In an intervention study of 198 people with CVD, 177 adhered to the diet principles (followed on average for 3.7 years) which were for wholegrains, pulses (lentils, beans, soya, peas, chickpeas), vegetables and fruit to form the basis of the diet (Esselstyn et al., 2014). Participants were also encouraged to take a multivitamin and vitamin B12 supplement and advised to use of flaxseed meal as an additional source of omega-6 and omega-3 essential fatty acids. Apart from animal-based foods, patients were also told to avoid added oils and processed foods that contain oils, avocado, nuts, sugary foods and drinks and excess salt. In the group of adherent patients, 112 reported angina at the beginning and 104 of them experienced improvement or resolution of symptoms during the follow-up period. Among adherent patients with severely affected (blocked) coronary arteries, results showed disease reversal in 39 cases and 27 participants were able to avoid surgery that was previously recommended. Only one cardiac event related to the progression of CVD occurred in the group of adherent patients – a non-fatal stroke. On the other hand, 13 of the 21 (62 per cent) non-adherent participants experienced adverse events. These included two sudden cardiac deaths, one heart transplant, two strokes, four surgeries with stent placement, three coronary artery bypass surgeries and one carotid artery surgery.

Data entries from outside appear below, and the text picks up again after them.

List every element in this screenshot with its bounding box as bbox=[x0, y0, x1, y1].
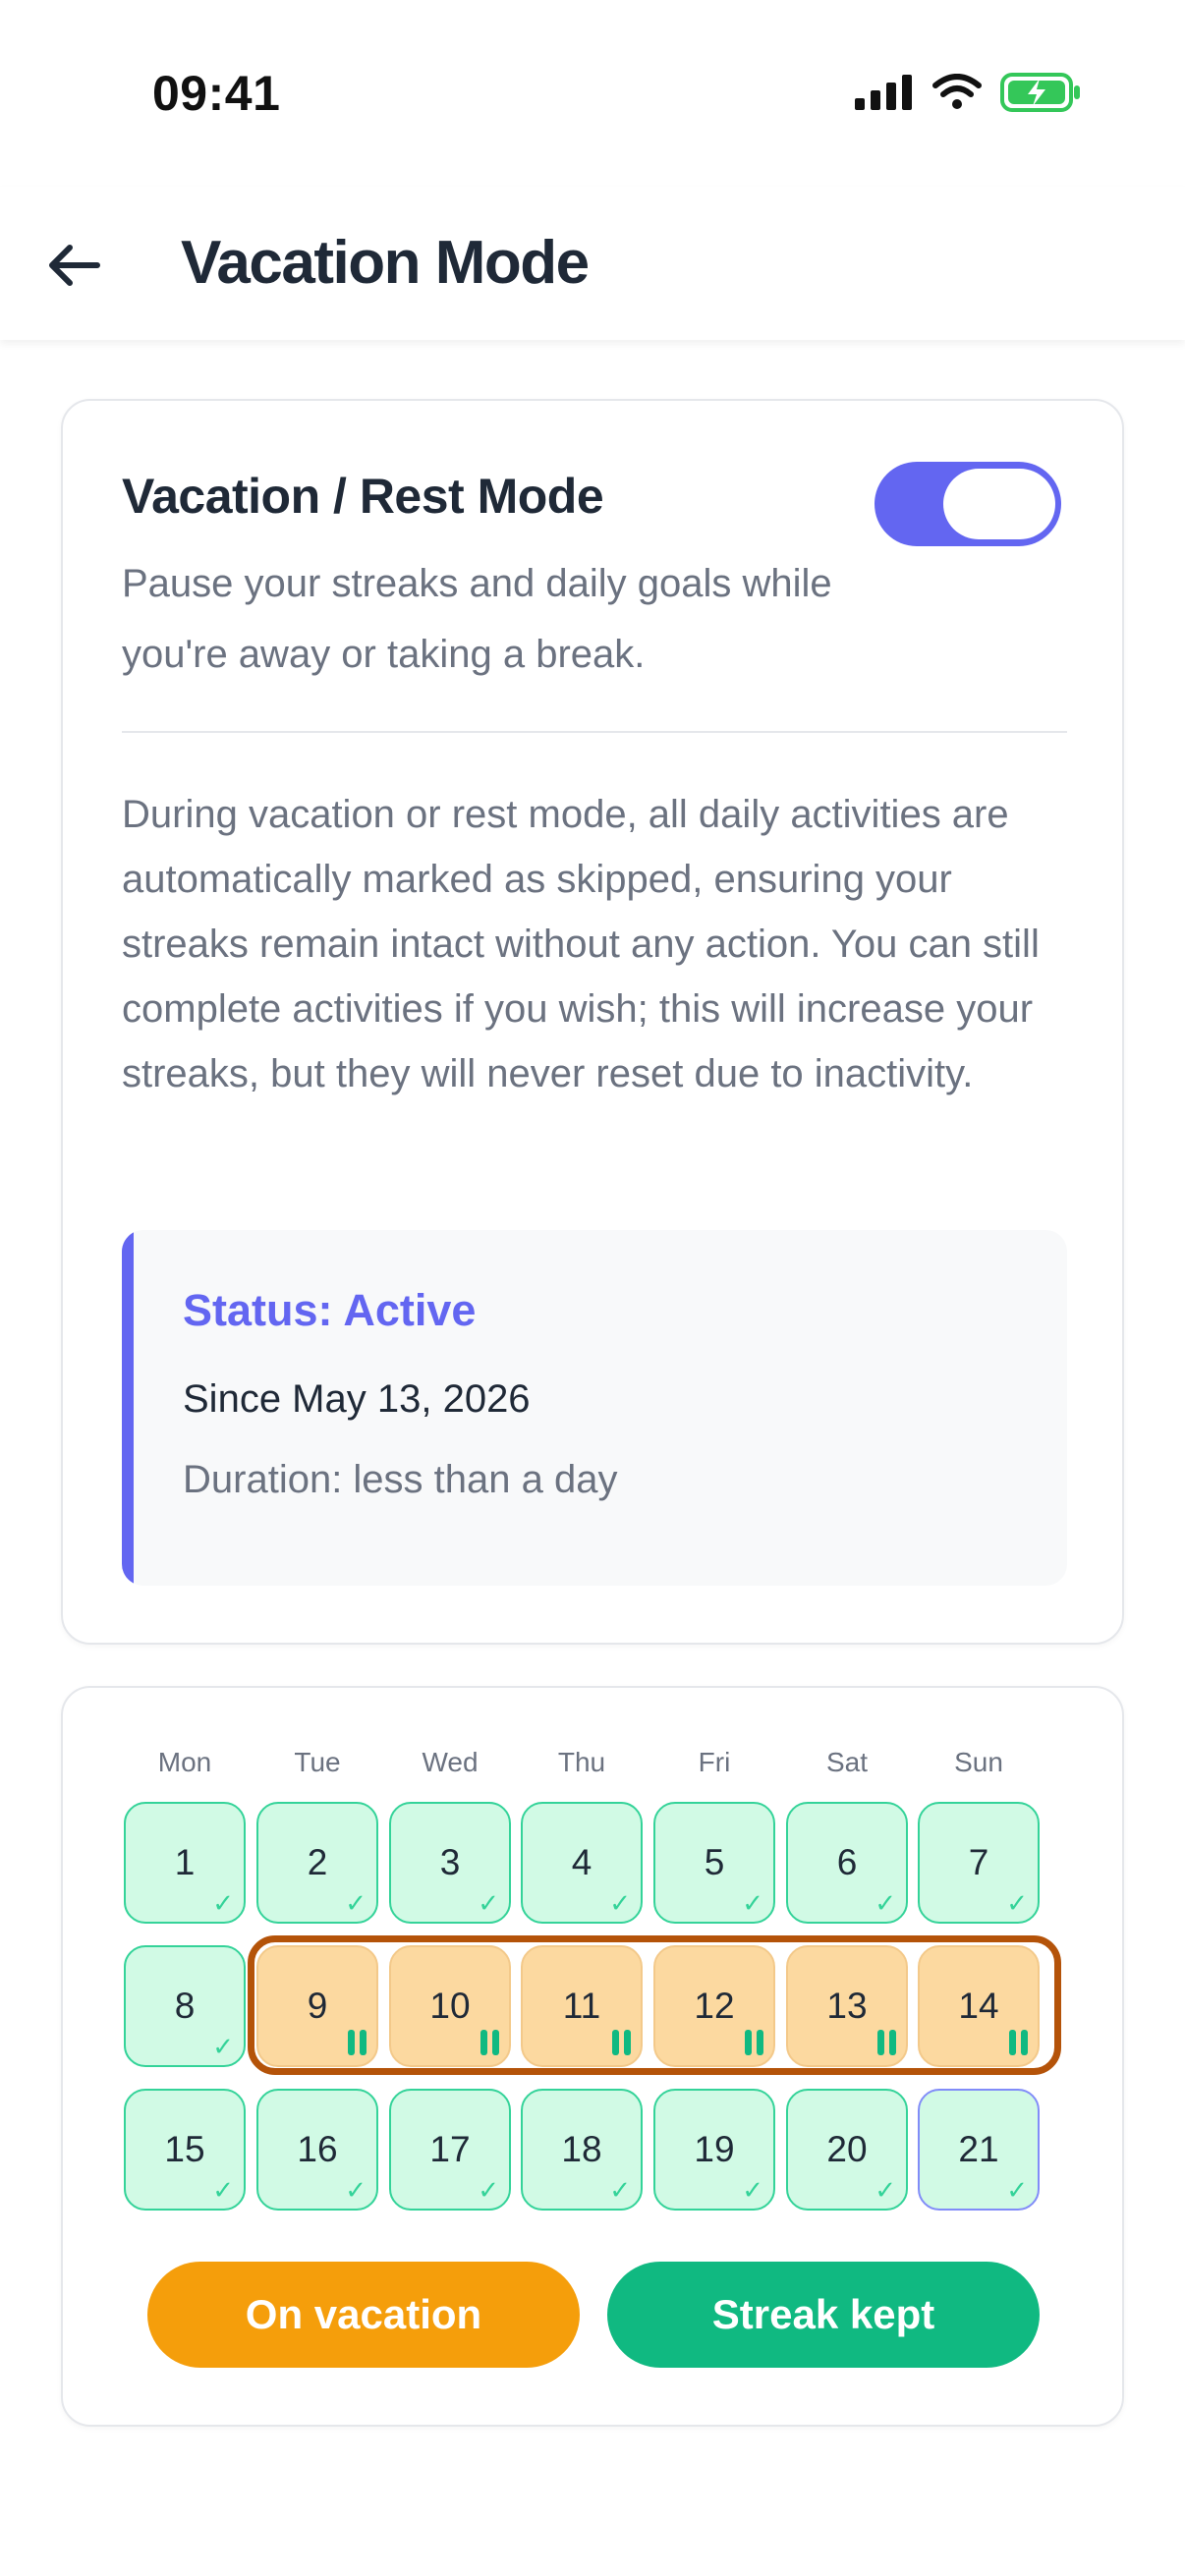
day-number: 3 bbox=[439, 1842, 461, 1882]
calendar-day[interactable]: 2 ✓ bbox=[256, 1802, 378, 1924]
vacation-description: During vacation or rest mode, all daily … bbox=[122, 793, 1040, 1095]
check-icon: ✓ bbox=[1006, 2175, 1028, 2205]
day-number: 15 bbox=[164, 2129, 205, 2169]
calendar-day[interactable]: 17 ✓ bbox=[389, 2089, 511, 2211]
check-icon: ✓ bbox=[875, 2175, 896, 2205]
check-icon: ✓ bbox=[212, 1888, 234, 1918]
calendar-day[interactable]: 7 ✓ bbox=[918, 1802, 1040, 1924]
arrow-left-icon bbox=[49, 245, 100, 286]
pause-icon bbox=[348, 2030, 367, 2055]
pause-icon bbox=[1009, 2030, 1028, 2055]
check-icon: ✓ bbox=[478, 1888, 499, 1918]
day-number: 8 bbox=[174, 1986, 196, 2026]
pause-icon bbox=[612, 2030, 631, 2055]
check-icon: ✓ bbox=[212, 2032, 234, 2061]
calendar-day[interactable]: 8 ✓ bbox=[124, 1945, 246, 2067]
pause-icon bbox=[877, 2030, 896, 2055]
calendar-day[interactable]: 19 ✓ bbox=[653, 2089, 775, 2211]
weekday-label: Wed bbox=[422, 1747, 479, 1777]
back-button[interactable] bbox=[39, 231, 108, 300]
calendar-day[interactable]: 3 ✓ bbox=[389, 1802, 511, 1924]
day-number: 19 bbox=[694, 2129, 735, 2169]
check-icon: ✓ bbox=[478, 2175, 499, 2205]
status-duration: Duration: less than a day bbox=[183, 1458, 618, 1501]
settings-title: Vacation / Rest Mode bbox=[122, 469, 604, 524]
status-since: Since May 13, 2026 bbox=[183, 1377, 531, 1421]
calendar-day[interactable]: 16 ✓ bbox=[256, 2089, 378, 2211]
calendar-day[interactable]: 13 bbox=[786, 1945, 908, 2067]
day-number: 12 bbox=[694, 1986, 735, 2026]
check-icon: ✓ bbox=[609, 2175, 631, 2205]
weekday-header: Mon Tue Wed Thu Fri Sat Sun bbox=[124, 1747, 1057, 1786]
status-accent-bar bbox=[122, 1230, 134, 1586]
day-number: 4 bbox=[571, 1842, 592, 1882]
day-number: 16 bbox=[297, 2129, 338, 2169]
status-icons bbox=[855, 73, 1083, 112]
calendar-day[interactable]: 10 bbox=[389, 1945, 511, 2067]
toggle-knob bbox=[943, 469, 1055, 539]
weekday-label: Sat bbox=[825, 1747, 869, 1777]
day-number: 6 bbox=[836, 1842, 858, 1882]
weekday-label: Tue bbox=[294, 1747, 341, 1777]
status-time: 09:41 bbox=[152, 66, 281, 121]
legend-streak-kept[interactable]: Streak kept bbox=[607, 2262, 1040, 2368]
status-title: Status: Active bbox=[183, 1285, 477, 1335]
check-icon: ✓ bbox=[875, 1888, 896, 1918]
settings-subtitle: Pause your streaks and daily goals while… bbox=[122, 562, 832, 676]
wifi-icon bbox=[932, 74, 982, 109]
weekday-label: Mon bbox=[157, 1747, 212, 1777]
vacation-settings-card: Vacation / Rest Mode Pause your streaks … bbox=[61, 399, 1124, 1645]
day-number: 11 bbox=[562, 1986, 601, 2026]
check-icon: ✓ bbox=[742, 1888, 763, 1918]
calendar-day[interactable]: 12 bbox=[653, 1945, 775, 2067]
day-number: 10 bbox=[429, 1986, 471, 2026]
legend-on-vacation[interactable]: On vacation bbox=[147, 2262, 580, 2368]
cellular-signal-icon bbox=[855, 75, 912, 110]
day-number: 1 bbox=[174, 1842, 196, 1882]
day-number: 14 bbox=[958, 1986, 999, 2026]
calendar-day[interactable]: 15 ✓ bbox=[124, 2089, 246, 2211]
calendar-day[interactable]: 14 bbox=[918, 1945, 1040, 2067]
calendar-day[interactable]: 21 ✓ bbox=[918, 2089, 1040, 2211]
check-icon: ✓ bbox=[609, 1888, 631, 1918]
day-number: 17 bbox=[429, 2129, 471, 2169]
calendar-day[interactable]: 5 ✓ bbox=[653, 1802, 775, 1924]
check-icon: ✓ bbox=[742, 2175, 763, 2205]
day-number: 9 bbox=[307, 1986, 328, 2026]
weekday-label: Fri bbox=[698, 1747, 731, 1777]
check-icon: ✓ bbox=[345, 1888, 367, 1918]
calendar-day[interactable]: 9 bbox=[256, 1945, 378, 2067]
pause-icon bbox=[480, 2030, 499, 2055]
day-number: 21 bbox=[958, 2129, 999, 2169]
calendar-day[interactable]: 6 ✓ bbox=[786, 1802, 908, 1924]
day-number: 2 bbox=[307, 1842, 328, 1882]
calendar-day[interactable]: 18 ✓ bbox=[521, 2089, 643, 2211]
calendar-day[interactable]: 4 ✓ bbox=[521, 1802, 643, 1924]
weekday-label: Thu bbox=[557, 1747, 606, 1777]
divider bbox=[122, 731, 1067, 733]
calendar-day[interactable]: 11 bbox=[521, 1945, 643, 2067]
status-panel: Status: Active Since May 13, 2026 Durati… bbox=[122, 1230, 1067, 1586]
day-number: 20 bbox=[826, 2129, 868, 2169]
day-number: 18 bbox=[561, 2129, 602, 2169]
check-icon: ✓ bbox=[1006, 1888, 1028, 1918]
check-icon: ✓ bbox=[345, 2175, 367, 2205]
calendar-day[interactable]: 1 ✓ bbox=[124, 1802, 246, 1924]
vacation-mode-toggle[interactable] bbox=[875, 462, 1061, 546]
calendar-day[interactable]: 20 ✓ bbox=[786, 2089, 908, 2211]
check-icon: ✓ bbox=[212, 2175, 234, 2205]
status-bar: 09:41 bbox=[0, 0, 1185, 187]
streak-calendar-card: Mon Tue Wed Thu Fri Sat Sun 1 ✓ 2 ✓ 3 ✓ 4 ✓ 5 ✓ 6 ✓ 7 ✓ 8 ✓ 9 1… bbox=[61, 1686, 1124, 2427]
app-header: Vacation Mode bbox=[0, 187, 1185, 340]
pause-icon bbox=[745, 2030, 763, 2055]
page-title: Vacation Mode bbox=[181, 229, 590, 297]
day-number: 13 bbox=[826, 1986, 868, 2026]
battery-charging-icon bbox=[1000, 73, 1080, 112]
day-number: 5 bbox=[704, 1842, 725, 1882]
weekday-label: Sun bbox=[954, 1747, 1003, 1777]
day-number: 7 bbox=[968, 1842, 989, 1882]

The above is just one of Dr Esselstyn’s studies but his purely plant-based approach to preventing and reversing CVD is internationally renowned. He has countless case studies proving the effectiveness of low-fat vegan diets (Esselstyn, 2007).
A team of scientists from Harvard studied how diet impacts on heart attack survivors. Those who changed their diet and increased their fibre intake (moving towards a plant-based diet) post heart attack had significantly higher chances of survival (Li et al., 2014a). In particular, greater intake of fibre from wholegrains was found to be very beneficial. Increasing fibre consumption was also strongly associated with lower mortality from all causes, as well as cardiovascular disease.
On the other hand, patients who followed a low carbohydrate diet high in animal sources of protein and fat had a higher all-cause and cardiovascular mortality (Li et al., 2014b). The study authors did not find any health benefits from adherence to a low carbohydrate diet.
A review of studies on how diets generally recommended for people with/at risk of CVD or diabetes or wholesome vegan diets affect human health arrived at a conclusion that vegan diets are clearly better for both, improving cardiovascular health and blood sugar control (Trepanowski and Varady, 2015).